It’s well known in the maker community that Maker Faires are an exciting way to grab a sneak peak into what is new and exciting in the minds of tinkerers. While Maker Faires have been going on worldwide for several years, there is incredible value for teachers looking to shake up their classroom experience. The hands on project ideas that these makers create have the potential to be hugely beneficial in generating new curriculum ideas for the upcoming school year. Take the recent Mini Maker Faire in Vista, California that occurred over Fathers Day weekend. It was an amazing showcase and display of local makers doing what they do best — showing and telling.
These were not the makers who we know so well. Curators and connoisseurs of Raspberry Pi, Arduino, and 3D printing. Located at the Antique Steam Gas Engine Museum is a treasure trove of the lost arts of vocational training or now called career & technical education (CTE). This place serves as a great example of going back to basics when it comes to teaching innovation and invention through project-based learning. One attendee humorously said, “This place feels like we are in the time when ‘making’ was just simply called ‘living.’” He was on to something. What is unique about the Antique Gas and Steam Engine Museum are the collection of machines, many from the early 20th century, that hobbyists, engineers and mechanics have all rehabilitated and made operable. This wasn’t just a regular day for modern makers since it brought together new makers and old makers alike, a convenient theme of this year’s mini faire, “Where new makers and old makers join forces!”
We met John Sawyer from the Cigar Box Guitars. He created a DIY cigar box guitar kits that sounded superb and easy to make at a price point that didn’t break the bank.

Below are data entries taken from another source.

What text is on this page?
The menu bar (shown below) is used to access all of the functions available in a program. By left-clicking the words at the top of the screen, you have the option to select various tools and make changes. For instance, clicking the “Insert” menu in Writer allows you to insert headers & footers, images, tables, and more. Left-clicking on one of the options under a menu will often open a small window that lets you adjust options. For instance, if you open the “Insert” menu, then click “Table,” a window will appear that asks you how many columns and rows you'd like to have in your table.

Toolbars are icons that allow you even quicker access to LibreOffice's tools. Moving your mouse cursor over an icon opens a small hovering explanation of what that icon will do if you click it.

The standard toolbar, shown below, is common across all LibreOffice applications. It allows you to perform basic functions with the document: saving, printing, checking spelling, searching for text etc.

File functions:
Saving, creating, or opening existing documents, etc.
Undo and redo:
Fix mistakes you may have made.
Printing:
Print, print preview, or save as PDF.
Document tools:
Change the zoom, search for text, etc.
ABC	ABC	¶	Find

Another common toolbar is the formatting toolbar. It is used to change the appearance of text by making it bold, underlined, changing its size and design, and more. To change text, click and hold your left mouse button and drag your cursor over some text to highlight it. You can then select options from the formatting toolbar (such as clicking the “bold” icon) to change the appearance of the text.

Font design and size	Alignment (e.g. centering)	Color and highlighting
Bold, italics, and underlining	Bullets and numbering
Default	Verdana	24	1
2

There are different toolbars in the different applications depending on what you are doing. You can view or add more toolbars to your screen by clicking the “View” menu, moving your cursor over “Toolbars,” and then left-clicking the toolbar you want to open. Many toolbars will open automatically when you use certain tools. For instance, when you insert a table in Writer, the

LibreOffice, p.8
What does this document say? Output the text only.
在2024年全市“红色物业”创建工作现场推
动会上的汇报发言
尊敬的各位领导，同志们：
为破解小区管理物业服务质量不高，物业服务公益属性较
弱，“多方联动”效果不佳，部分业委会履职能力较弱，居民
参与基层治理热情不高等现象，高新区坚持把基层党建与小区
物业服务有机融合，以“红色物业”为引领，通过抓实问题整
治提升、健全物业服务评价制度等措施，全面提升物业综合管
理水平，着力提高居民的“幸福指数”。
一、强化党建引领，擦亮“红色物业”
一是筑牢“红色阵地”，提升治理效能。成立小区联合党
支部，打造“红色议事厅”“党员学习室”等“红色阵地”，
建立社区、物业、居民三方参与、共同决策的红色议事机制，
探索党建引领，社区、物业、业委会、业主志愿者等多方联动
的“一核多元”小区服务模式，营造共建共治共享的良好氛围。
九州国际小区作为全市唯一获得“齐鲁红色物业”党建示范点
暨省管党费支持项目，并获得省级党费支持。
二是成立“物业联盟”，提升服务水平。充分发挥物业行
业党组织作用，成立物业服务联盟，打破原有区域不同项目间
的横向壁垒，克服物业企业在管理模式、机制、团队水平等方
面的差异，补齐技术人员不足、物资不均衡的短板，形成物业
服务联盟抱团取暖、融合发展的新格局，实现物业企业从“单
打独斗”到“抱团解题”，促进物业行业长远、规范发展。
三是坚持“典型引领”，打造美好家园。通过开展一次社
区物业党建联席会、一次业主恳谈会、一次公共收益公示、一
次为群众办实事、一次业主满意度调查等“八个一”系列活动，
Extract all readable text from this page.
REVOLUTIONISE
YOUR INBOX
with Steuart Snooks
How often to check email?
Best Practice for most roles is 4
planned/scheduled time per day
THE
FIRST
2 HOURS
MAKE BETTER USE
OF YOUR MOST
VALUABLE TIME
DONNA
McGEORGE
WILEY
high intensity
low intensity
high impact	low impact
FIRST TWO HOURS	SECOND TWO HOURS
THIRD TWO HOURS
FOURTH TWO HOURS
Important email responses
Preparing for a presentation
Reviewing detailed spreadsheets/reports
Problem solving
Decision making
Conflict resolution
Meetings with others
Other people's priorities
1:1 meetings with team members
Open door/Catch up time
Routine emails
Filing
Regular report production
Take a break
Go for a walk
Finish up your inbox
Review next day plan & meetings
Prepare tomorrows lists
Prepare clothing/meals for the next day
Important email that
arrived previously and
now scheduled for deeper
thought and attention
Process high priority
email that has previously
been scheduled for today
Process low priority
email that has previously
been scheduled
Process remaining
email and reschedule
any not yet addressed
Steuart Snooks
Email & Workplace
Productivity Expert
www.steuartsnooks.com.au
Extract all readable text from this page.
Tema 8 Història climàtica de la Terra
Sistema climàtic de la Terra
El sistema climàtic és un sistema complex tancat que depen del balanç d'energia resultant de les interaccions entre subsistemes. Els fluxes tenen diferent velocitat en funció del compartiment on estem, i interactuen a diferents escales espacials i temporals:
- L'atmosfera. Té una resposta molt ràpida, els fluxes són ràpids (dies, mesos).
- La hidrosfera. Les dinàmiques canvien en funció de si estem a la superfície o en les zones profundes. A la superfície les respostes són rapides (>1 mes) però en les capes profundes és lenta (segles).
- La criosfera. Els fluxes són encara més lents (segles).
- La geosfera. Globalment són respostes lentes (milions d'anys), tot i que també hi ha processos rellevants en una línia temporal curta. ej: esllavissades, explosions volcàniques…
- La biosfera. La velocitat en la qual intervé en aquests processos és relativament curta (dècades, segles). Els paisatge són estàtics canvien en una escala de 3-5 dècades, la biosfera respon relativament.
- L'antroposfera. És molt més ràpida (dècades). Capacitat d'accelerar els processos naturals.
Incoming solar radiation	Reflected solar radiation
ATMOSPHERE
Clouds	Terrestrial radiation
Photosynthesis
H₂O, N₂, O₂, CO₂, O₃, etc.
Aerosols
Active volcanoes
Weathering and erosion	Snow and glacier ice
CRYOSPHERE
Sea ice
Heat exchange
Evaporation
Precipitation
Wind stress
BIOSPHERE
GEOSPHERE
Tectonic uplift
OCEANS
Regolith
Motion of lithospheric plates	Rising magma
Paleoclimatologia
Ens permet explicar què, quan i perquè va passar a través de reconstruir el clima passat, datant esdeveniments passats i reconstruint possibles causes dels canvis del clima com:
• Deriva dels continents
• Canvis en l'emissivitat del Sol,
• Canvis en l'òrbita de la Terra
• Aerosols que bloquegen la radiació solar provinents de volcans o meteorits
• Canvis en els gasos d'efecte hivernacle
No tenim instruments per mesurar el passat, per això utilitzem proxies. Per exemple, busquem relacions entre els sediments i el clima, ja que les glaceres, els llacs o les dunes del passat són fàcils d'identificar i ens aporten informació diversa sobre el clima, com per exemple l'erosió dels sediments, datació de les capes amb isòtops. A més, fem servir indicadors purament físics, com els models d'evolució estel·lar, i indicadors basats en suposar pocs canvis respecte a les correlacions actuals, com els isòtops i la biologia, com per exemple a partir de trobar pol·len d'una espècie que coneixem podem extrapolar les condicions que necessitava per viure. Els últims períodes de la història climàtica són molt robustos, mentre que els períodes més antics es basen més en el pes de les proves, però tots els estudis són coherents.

He demonstrated some of the ways he decorates his guitars but using the scientific Lichtenberg principle to create beautiful and unique patterns.
We met Jeff Sparksworthy of the San Diego Argonauts who discussed World War II battle ship replicas and the painstaking detail that they took to build these beauties, only to destroy them on the battlefield for our viewing pleasure.
Or take the handloom weavers guild at the museum, a collective of weavers who make textiles by using antique looms. They restore old machines, get them working, learn how to use them, and keep them working. I spoke with one teacher who hopes to bring her class to learn this old style of making one day. May of the weavers hope to teach the next generation the lost art of weaving.
There are also the California Blacksmith Guild, a workshop group that offers classes to teach the art of blacksmithing. The idea of using your hands and body completely in a way that makes you realize the hard work and effort you are putting into something is powerful to see. It makes writing this blogpost in the comfort of an air-conditioned airplane seem sad and pathetic. Where is the grit in that?
There are lessons, history, and curriculum associated with making that develop a truly authentic and meaningful student and teacher experience. Can we begin to teach through experience in a way that makes the lesson relevant to and would resonate with the student? Teachers can start on the path of project based learning and maker education by simply observing other makers in action. This will allow them to fully embrace the culture, spirit, and application of making inside and outside the classroom.
Come to a local faire and see what it’s all about. Guaranteed there will be some creative ways to reignite the energy, imagination and authenticity in your classroom.